Na época da MTV, a canção Owner of a Lonely Heart do Yes virou quase um
mantra pessoal. Ao longo dos anos, liguei os pontos e descobri que todos os
artistas acima se situavam no mesmo estilo.
Show do Yes no estacionamento do Minas Shopping (BH), 1998.
Mas
o boom de curtir rock veio mesmo com Nirvana e Metallica, que era o que
meus vizinhos de quarto ouviam no internato. Fechados naquele enorme colégio,
éramos como que uma centena de irmãos, que trocavam dicas de sons através de
fitas cassete, em meio à capina das hortas e as missas. Ainda no internato,
peguei com o amigo Daniel Moreira o hábito de criar bandas e discos
imaginários. Criei toda uma discografia para a banda fictícia Adaga, com várias
capas heróicas e um repertório de títulos que incorporavam todo o léxico de um
hiperativo menino de 10 anos de idade.
Um dos primeiros shows tocando violão, festival sertanejo em Congonhas (MG), talvez 1998.
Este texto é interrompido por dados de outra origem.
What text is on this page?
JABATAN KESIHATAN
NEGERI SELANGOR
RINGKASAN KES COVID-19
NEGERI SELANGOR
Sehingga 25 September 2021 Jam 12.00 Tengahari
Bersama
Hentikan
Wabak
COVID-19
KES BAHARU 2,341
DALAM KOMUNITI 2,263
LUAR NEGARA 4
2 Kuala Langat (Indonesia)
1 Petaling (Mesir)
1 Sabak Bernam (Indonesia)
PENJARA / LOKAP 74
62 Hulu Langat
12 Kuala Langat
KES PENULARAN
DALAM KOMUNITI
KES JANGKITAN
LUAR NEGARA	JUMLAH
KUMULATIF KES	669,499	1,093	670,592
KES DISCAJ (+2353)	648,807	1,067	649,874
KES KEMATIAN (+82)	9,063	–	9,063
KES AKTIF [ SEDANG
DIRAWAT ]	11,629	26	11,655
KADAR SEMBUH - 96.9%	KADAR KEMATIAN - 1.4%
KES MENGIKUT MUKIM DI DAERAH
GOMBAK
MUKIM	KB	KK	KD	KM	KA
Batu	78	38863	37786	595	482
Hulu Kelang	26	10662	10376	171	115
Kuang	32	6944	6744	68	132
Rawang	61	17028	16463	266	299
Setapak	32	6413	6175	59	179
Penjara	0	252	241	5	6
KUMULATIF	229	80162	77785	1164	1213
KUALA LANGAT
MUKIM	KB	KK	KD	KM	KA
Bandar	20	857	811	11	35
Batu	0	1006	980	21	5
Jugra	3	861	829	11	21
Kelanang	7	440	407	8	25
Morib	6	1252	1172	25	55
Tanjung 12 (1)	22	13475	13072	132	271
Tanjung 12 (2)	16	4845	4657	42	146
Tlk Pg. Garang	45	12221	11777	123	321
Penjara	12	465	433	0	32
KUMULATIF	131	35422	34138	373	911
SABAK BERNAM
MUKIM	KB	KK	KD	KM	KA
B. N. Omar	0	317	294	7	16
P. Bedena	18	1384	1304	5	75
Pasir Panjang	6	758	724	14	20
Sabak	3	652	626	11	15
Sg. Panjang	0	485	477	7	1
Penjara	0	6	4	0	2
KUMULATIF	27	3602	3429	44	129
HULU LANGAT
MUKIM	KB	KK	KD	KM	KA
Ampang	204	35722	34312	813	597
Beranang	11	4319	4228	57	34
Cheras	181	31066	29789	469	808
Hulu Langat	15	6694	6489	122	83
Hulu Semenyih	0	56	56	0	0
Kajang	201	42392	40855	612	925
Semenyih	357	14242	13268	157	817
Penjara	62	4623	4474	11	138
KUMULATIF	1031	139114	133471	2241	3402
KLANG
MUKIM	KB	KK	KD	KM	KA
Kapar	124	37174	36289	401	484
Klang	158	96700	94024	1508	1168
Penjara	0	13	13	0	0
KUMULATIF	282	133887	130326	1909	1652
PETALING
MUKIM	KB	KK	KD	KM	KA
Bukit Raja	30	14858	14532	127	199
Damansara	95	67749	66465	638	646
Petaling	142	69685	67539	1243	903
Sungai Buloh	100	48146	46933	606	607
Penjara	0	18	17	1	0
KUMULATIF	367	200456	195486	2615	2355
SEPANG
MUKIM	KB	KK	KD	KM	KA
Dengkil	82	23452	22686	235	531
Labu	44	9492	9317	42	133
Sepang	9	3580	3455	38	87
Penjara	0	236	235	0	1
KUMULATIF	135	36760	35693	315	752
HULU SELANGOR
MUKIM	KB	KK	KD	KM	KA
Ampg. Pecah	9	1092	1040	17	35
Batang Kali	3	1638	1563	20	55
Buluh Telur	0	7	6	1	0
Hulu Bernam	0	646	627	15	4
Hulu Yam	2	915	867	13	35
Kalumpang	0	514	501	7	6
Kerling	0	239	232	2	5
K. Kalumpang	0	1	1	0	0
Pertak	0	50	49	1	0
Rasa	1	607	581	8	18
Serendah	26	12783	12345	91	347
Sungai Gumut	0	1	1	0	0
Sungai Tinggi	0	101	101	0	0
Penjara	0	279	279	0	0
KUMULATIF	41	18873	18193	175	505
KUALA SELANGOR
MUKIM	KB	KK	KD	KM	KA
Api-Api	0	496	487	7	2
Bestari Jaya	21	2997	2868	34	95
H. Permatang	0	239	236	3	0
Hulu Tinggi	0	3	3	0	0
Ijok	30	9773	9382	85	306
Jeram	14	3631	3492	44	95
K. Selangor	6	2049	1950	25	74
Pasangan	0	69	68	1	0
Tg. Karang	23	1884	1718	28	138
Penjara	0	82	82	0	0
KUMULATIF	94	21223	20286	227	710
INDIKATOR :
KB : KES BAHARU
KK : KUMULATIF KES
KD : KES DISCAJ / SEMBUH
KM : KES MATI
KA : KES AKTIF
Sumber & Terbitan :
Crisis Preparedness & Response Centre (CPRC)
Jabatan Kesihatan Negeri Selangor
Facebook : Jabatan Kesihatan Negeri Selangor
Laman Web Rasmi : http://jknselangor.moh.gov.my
Na infância, lendo quadrinhos ao lado do pai.
Antes
disso, na infância, não fui tão emocionalmente conectado com música (meu
coração nessa época pertencia às histórias em quadrinhos). Mas já captava
nuances que mais tarde influenciariam meu gosto. Recordo-me de um jogo de
videogame chamado Strider, cuja trilha sonora era composta por melodias
cheias de dissonâncias e sofisticação. Quando ouvi Emerson Lake and Palmer,
anos depois, encontrei muita da magia que me emanava de trilhas como essas.
Mas
minhas lembranças mais antigas com música remetem a uma das categorias que
citei bem no início do texto, e sobre a qual falo com menos propriedade de
rememorar – a das lembranças alheias. Minha mãe conta que, ainda muito guri, eu
tinha todo um ritual com minha pequena coleção de vinis. Eu largava os
brinquedos, ia até o som, pegava uma capa, tirando o disco cuidadosamente do
plástico com as mãozinhas pequenas e gordinhas, o inseria na vitrola, adequava
a agulha, e me sentava ao lado, com pose de gente grande.
Devem
haver outras histórias, enterradas nessa cronologia que apresento às avessas,
mas deixo tais ruínas para o anjo que Walter Benjamin avistou na pintura de
Paul Klee, voando de costas para o presente, enquanto enxerga atrás (ou na
frente) de si "tanta coisa ainda por dizer". Mas confesso que, entre
o menininho habil no manuseio da vitrola e o homem barbudo que pesquisa e
compõe música, existe uma calorosa e bela colcha de retalhos.